Further scaremongering reporting from the media as customers queued around the block to empty their accounts before (so they feared) their savings evaporated evoked the panic at George Bailey’s Building and Loan bank in ‘It’s A Wonderful Life’; it seemed as though the collapse of Northern Rock was becoming a self-fulfilling prophesy as the public believed the hype and sought to withdraw every penny they had stored in the bank’s coffers.

This remarkable event should have been anticipated by Gordon Brown; after all, he’d only ceased to be Chancellor for three months before Northern Rock’s dramatic downfall leapt from the financial section of the papers to the front page. But Alistair Darling was now in charge of the nation’s purse-strings and accusations of responsibility for a financial crisis that may have had its genesis on Gordon Brown’s watch were met with an effective ‘It weren’t me, Guv’. The Government observed from the sidelines as two unsuccessful attempts to rescue Northern Rock came to nothing and then belatedly intervened by taking the bank into state ownership. It was ironic that a party that had spent the best part of fifteen years dispensing with the nationalisation programme that had been integral to its constitution since its inception should have to end its days in Government nationalising the one industry that had always prided itself on its independence from the state; but once Northern Rock was pulled back from the precipice by nationalisation, the legacy of living beyond one’s means began to spread.

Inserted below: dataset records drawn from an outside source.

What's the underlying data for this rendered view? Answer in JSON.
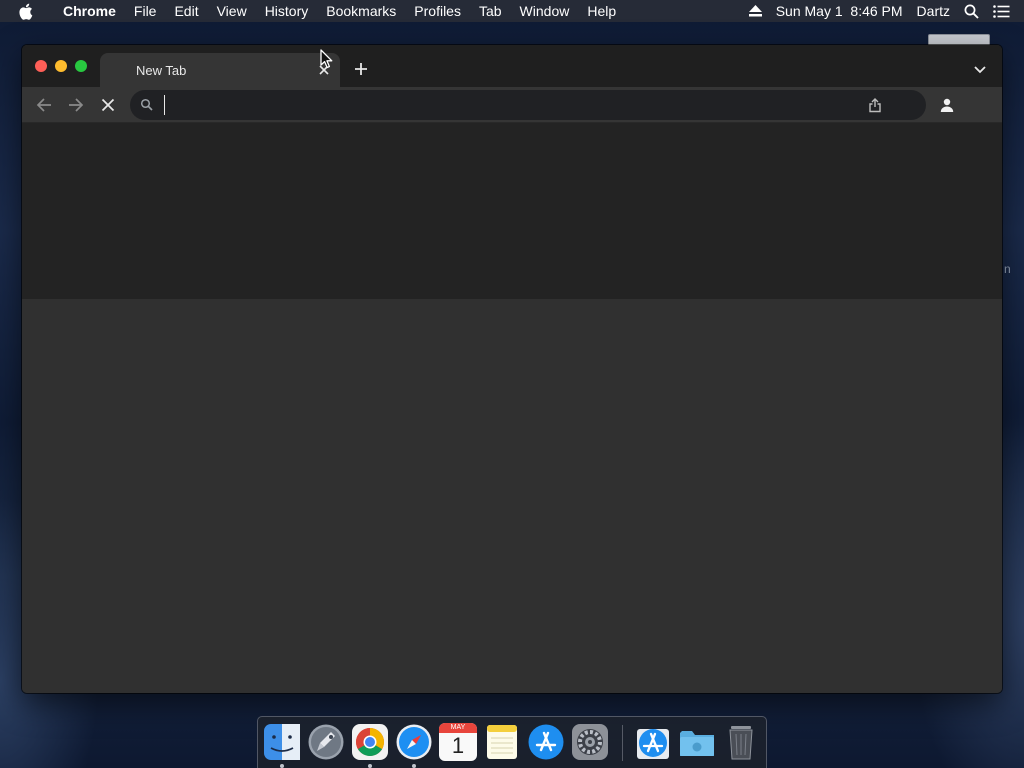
{
  "menubar": {
    "app_name": "Chrome",
    "items": [
      "File",
      "Edit",
      "View",
      "History",
      "Bookmarks",
      "Profiles",
      "Tab",
      "Window",
      "Help"
    ],
    "date_time": "Sun May 1  8:46 PM",
    "user": "Dartz"
  },
  "browser": {
    "tab_title": "New Tab",
    "omnibox_value": "",
    "accent_colors": {
      "close": "#fe5f57",
      "minimize": "#febc2e",
      "maximize": "#28c840"
    }
  },
  "dock": {
    "calendar_month": "MAY",
    "calendar_day": "1",
    "apps": [
      "finder-icon",
      "launchpad-icon",
      "chrome-icon",
      "safari-icon",
      "calendar-icon",
      "notes-icon",
      "app-store-icon",
      "system-preferences-icon",
      "app-store-folder-icon",
      "downloads-folder-icon",
      "trash-icon"
    ]
  },
  "desktop": {
    "partial_label": "n"
  }
}
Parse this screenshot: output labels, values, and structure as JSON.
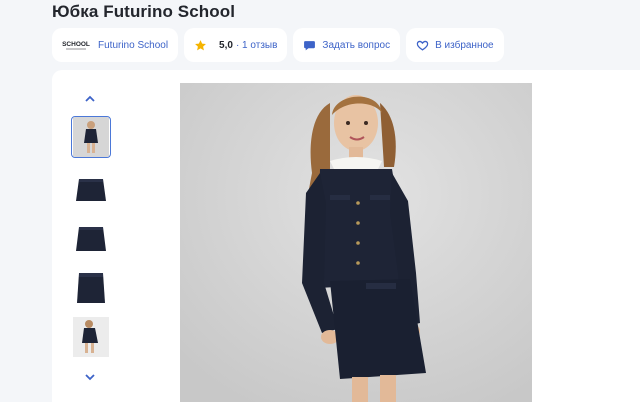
{
  "product": {
    "title": "Юбка Futurino School"
  },
  "brand_chip": {
    "logo_text": "SCHOOL",
    "label": "Futurino School"
  },
  "rating_chip": {
    "rating": "5,0",
    "reviews": "· 1 отзыв",
    "icon": "star-icon",
    "icon_color": "#f5b400"
  },
  "question_chip": {
    "label": "Задать вопрос",
    "icon": "chat-bubble-icon"
  },
  "favorite_chip": {
    "label": "В избранное",
    "icon": "heart-icon"
  },
  "gallery": {
    "thumbnails": [
      {
        "name": "girl-in-uniform",
        "selected": true
      },
      {
        "name": "navy-skirt-front",
        "selected": false
      },
      {
        "name": "navy-skirt-front-2",
        "selected": false
      },
      {
        "name": "navy-skirt-back",
        "selected": false
      },
      {
        "name": "girl-in-uniform-2",
        "selected": false
      }
    ]
  },
  "colors": {
    "accent": "#3d63c8",
    "star": "#f5b400",
    "uniform_navy": "#1e2436"
  }
}
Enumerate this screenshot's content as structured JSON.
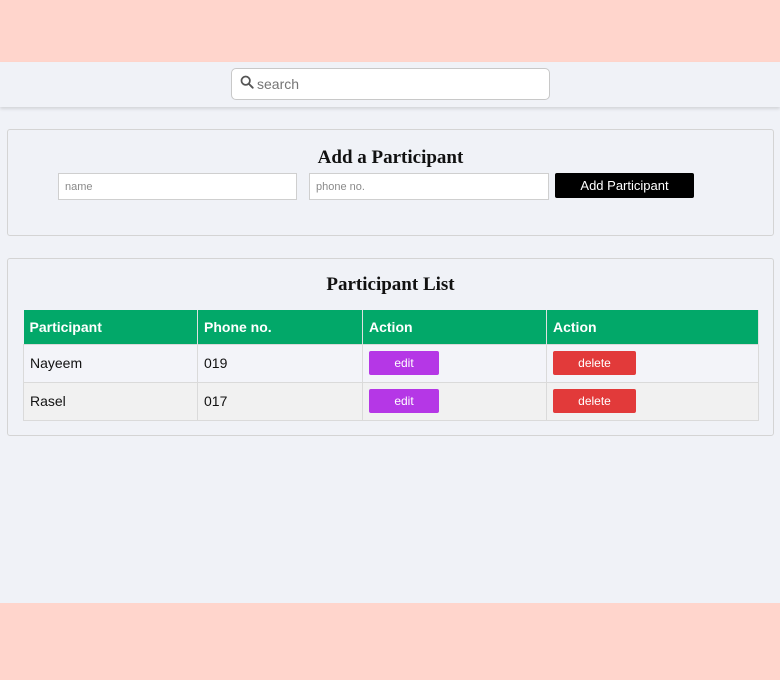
{
  "search": {
    "placeholder": "search",
    "icon": "search-icon"
  },
  "add_form": {
    "title": "Add a Participant",
    "name_placeholder": "name",
    "phone_placeholder": "phone no.",
    "submit_label": "Add Participant"
  },
  "list": {
    "title": "Participant List",
    "columns": [
      "Participant",
      "Phone no.",
      "Action",
      "Action"
    ],
    "rows": [
      {
        "name": "Nayeem",
        "phone": "019",
        "edit_label": "edit",
        "delete_label": "delete"
      },
      {
        "name": "Rasel",
        "phone": "017",
        "edit_label": "edit",
        "delete_label": "delete"
      }
    ]
  },
  "colors": {
    "page_background": "#ffd5cc",
    "app_background": "#f0f2f7",
    "table_header": "#02a869",
    "edit_button": "#b537e6",
    "delete_button": "#e23a3a",
    "add_button": "#000000"
  }
}
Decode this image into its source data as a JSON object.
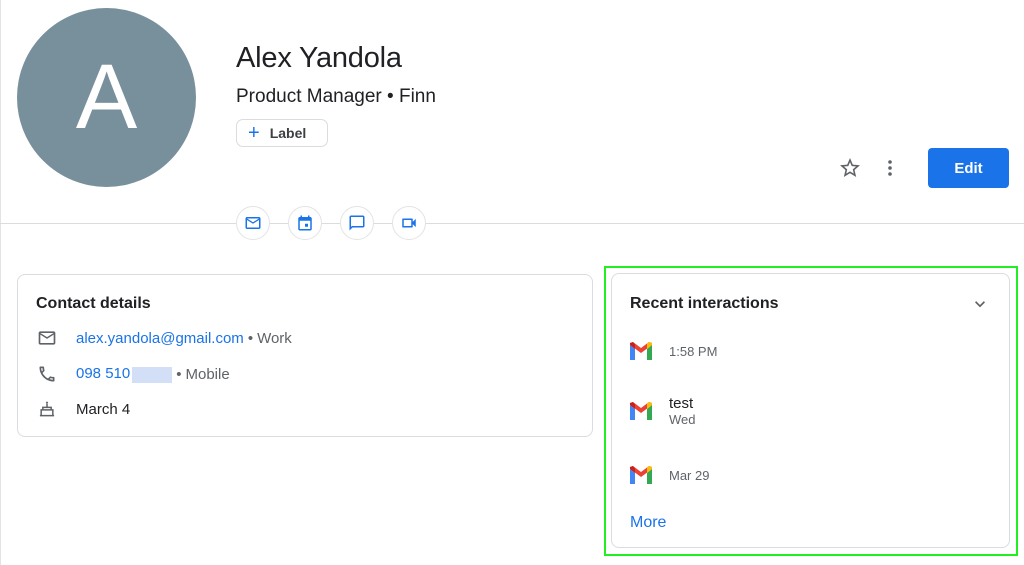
{
  "profile": {
    "avatar_initial": "A",
    "avatar_color": "#78909c",
    "name": "Alex Yandola",
    "subtitle": "Product Manager • Finn",
    "label_button": "Label"
  },
  "quick_actions": [
    {
      "name": "email",
      "icon": "mail-icon"
    },
    {
      "name": "schedule",
      "icon": "calendar-icon"
    },
    {
      "name": "chat",
      "icon": "chat-icon"
    },
    {
      "name": "video",
      "icon": "video-icon"
    }
  ],
  "toolbar": {
    "star_icon": "star-outline-icon",
    "more_icon": "more-vert-icon",
    "edit_label": "Edit",
    "accent_color": "#1a73e8"
  },
  "contact_details": {
    "title": "Contact details",
    "email": {
      "value": "alex.yandola@gmail.com",
      "type": "Work",
      "icon": "mail-icon"
    },
    "phone": {
      "value": "098 510",
      "redacted": true,
      "type": "Mobile",
      "icon": "phone-icon"
    },
    "birthday": {
      "value": "March 4",
      "icon": "cake-icon"
    }
  },
  "recent_interactions": {
    "title": "Recent interactions",
    "collapse_icon": "chevron-down-icon",
    "items": [
      {
        "source": "gmail",
        "title": "",
        "time": "1:58 PM"
      },
      {
        "source": "gmail",
        "title": "test",
        "time": "Wed"
      },
      {
        "source": "gmail",
        "title": "",
        "time": "Mar 29"
      }
    ],
    "more_label": "More"
  },
  "separator": "•"
}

If Gordon Brown imagined slipping into Tony Blair’s shoes would be achieved without the need for a shoe-horn merely because he’d had his beady eye on those shoes for ten years, then the honeymoon period that had raised his popularity high enough for him to have won the autumn Election he’d baulked at calling was short-lived indeed. The Northern Rock debacle would act as the harbinger of an economic meltdown that would dog Brown throughout what would turn out to be the brief tenure of his premiership. Northern Rock was no one-off drama that could be glossed over as an aberration from the prosperous state of affairs Brown had overseen during his residence at No.11.

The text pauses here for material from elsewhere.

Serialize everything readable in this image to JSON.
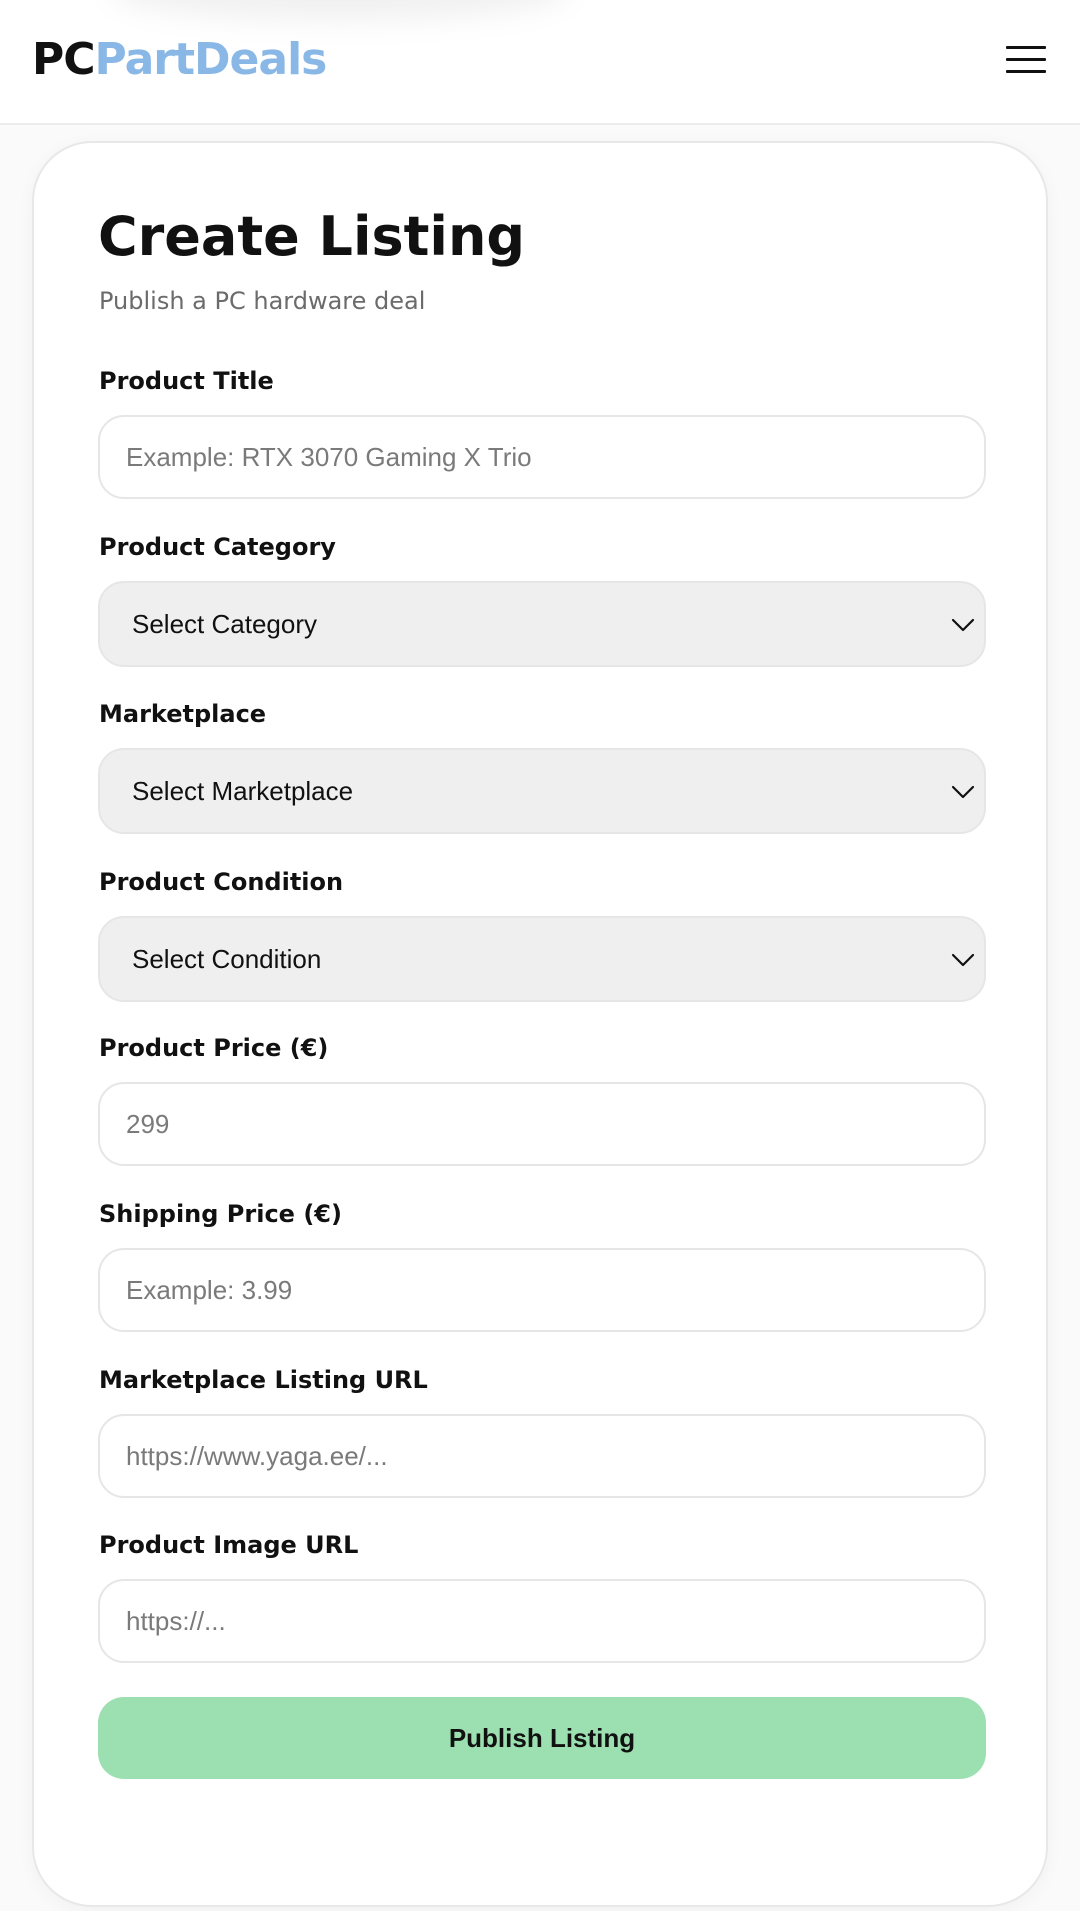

The global markets were sliding towards recession in 2007, and Britain, saddled with debts accumulated during the Blair boom years – a boom that had benefitted everyone from the million-pound bonus banker at the top to the designer-clad Chav at the bottom – was poised to pay the price for its reckless dependency on credit. A decade later, with the average British salary the same as the average British consumer debt per person (£28,000), the country is still paying the price.